Michelle put her arm around Puffin’s shoulder and was surprised by how small she seemed. “I don’t know everything,” she said.

“Maybe not . . . but you know enough.”

Michelle accompanied Stuart and Puffin to the clinic. Stuart had been pale and edgy that morning. He’d snapped at Sara at the breakfast table, telling her to keep her goddamned dog out of the kitchen. Sara had left the table in tears.

He did not say a word to Michelle while they sat, side by side, in the outer office of the clinic, waiting for Puffin to have her abortion. And when Puffin came out, smiling bravely, it was Michelle who hugged her first, asking if it had hurt. Puffin shook her head and held Michelle’s hand. Stuart just stood there, like a zombie. Then he drove them to Puffin’s house, where Michelle heated up a pot of soup. They sat with her all afternoon, watching over her as she dozed. When Clare came home they explained that Puffin had come down with a virus that was going around school.

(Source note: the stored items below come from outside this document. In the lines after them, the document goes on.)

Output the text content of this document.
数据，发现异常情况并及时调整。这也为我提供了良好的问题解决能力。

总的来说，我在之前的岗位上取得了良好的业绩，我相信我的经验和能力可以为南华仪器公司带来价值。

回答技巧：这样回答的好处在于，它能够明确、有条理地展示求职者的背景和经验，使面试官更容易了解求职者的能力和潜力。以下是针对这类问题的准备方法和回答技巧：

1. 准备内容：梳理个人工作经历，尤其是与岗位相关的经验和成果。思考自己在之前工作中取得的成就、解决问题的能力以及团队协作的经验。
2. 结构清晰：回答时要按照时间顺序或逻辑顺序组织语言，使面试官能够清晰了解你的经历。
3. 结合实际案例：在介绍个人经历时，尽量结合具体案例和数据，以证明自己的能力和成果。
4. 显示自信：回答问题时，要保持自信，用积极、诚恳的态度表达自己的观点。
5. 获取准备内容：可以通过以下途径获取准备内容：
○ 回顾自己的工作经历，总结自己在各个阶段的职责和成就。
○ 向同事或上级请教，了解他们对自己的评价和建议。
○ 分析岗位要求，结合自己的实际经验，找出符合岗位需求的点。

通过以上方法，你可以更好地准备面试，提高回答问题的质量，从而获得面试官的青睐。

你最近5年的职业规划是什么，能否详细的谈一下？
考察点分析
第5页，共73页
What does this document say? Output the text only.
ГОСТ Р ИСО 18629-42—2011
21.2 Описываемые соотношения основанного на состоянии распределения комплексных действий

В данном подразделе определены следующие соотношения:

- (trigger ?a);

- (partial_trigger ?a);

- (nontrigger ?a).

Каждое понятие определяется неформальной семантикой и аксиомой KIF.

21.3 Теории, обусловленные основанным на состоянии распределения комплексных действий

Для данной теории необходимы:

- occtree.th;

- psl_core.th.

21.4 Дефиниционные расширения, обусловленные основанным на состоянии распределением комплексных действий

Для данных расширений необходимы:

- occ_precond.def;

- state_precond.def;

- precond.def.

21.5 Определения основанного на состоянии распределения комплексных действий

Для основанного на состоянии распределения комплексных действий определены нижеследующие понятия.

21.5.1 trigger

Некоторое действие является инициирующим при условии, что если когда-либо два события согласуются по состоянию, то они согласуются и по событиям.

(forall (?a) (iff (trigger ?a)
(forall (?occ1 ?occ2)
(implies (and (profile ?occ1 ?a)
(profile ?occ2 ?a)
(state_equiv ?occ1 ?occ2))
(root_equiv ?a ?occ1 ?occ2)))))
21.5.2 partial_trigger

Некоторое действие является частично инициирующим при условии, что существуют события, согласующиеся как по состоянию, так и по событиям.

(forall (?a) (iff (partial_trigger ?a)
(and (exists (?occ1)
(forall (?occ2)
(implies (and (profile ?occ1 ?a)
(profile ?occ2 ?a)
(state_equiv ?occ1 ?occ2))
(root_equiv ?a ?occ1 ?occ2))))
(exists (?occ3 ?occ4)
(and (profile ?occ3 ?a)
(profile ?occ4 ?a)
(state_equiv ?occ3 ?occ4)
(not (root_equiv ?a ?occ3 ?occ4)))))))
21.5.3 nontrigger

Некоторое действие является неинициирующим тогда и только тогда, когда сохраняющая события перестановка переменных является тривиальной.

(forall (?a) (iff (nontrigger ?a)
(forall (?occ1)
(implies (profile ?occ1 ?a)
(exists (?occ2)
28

“Not again,” Clare said. “We just got over the flu.”

“This one only lasts forty-eight hours,” Michelle explained. “Maybe even less.”

“Well, that’s a relief.”

That night Stuart came to Michelle’s room. “Thanks for coming with us today.”

“I’m glad I could help.”

“You won’t say anything to Mom, will you?”

“No.”

“Good. Puffin wanted to tell the whole world, but I convinced her not to.”

“Do you love her, Stu?”

“I thought I did, but now I don’t know. The idea of spending the rest of my life with her scared the shit out of me. She had all these plans for us, like how we’d fix up our house and where we’d go on vacations.”

“Do you feel bad about the baby?”

“What would I do with a baby, Michelle? I don’t even know where I’m going to college.”

After Stuart left Michelle thought about how, in Margo’s day, you couldn’t just go out and get an abortion. If you got pregnant then you had to get married. And it was that fear, that fear of pregnancy, that kept girls virgins. Except, of course, Margo had slept with this one boy, James.

Suppose Margo got pregnant now? Michelle thought. Even though she was forty, it was still possible. God, what an idea! Margo, pregnant. Would she have an abortion or would she and Andrew get all sentimental and decide to get married and have the baby? That would certainly change things. She had worried when her father had married Aliza that they might have babies too, but so far they hadn’t. And Michelle was glad. She didn’t think either of her parents should have more kids. They should just try to do a better job with the two they already had.

During Christmas vacation one of Freddy’s friends had come over to visit. He had three screwed-up teenagers from his first marriage, but now he was married again and his new wife was pregnant.
This time I’m going to do it right,
he’d told Freddy.
I know a lot more about raising kids now. Forget the permissive stuff. What they need is authority.
Bullshit! Michelle thought. What they need is love.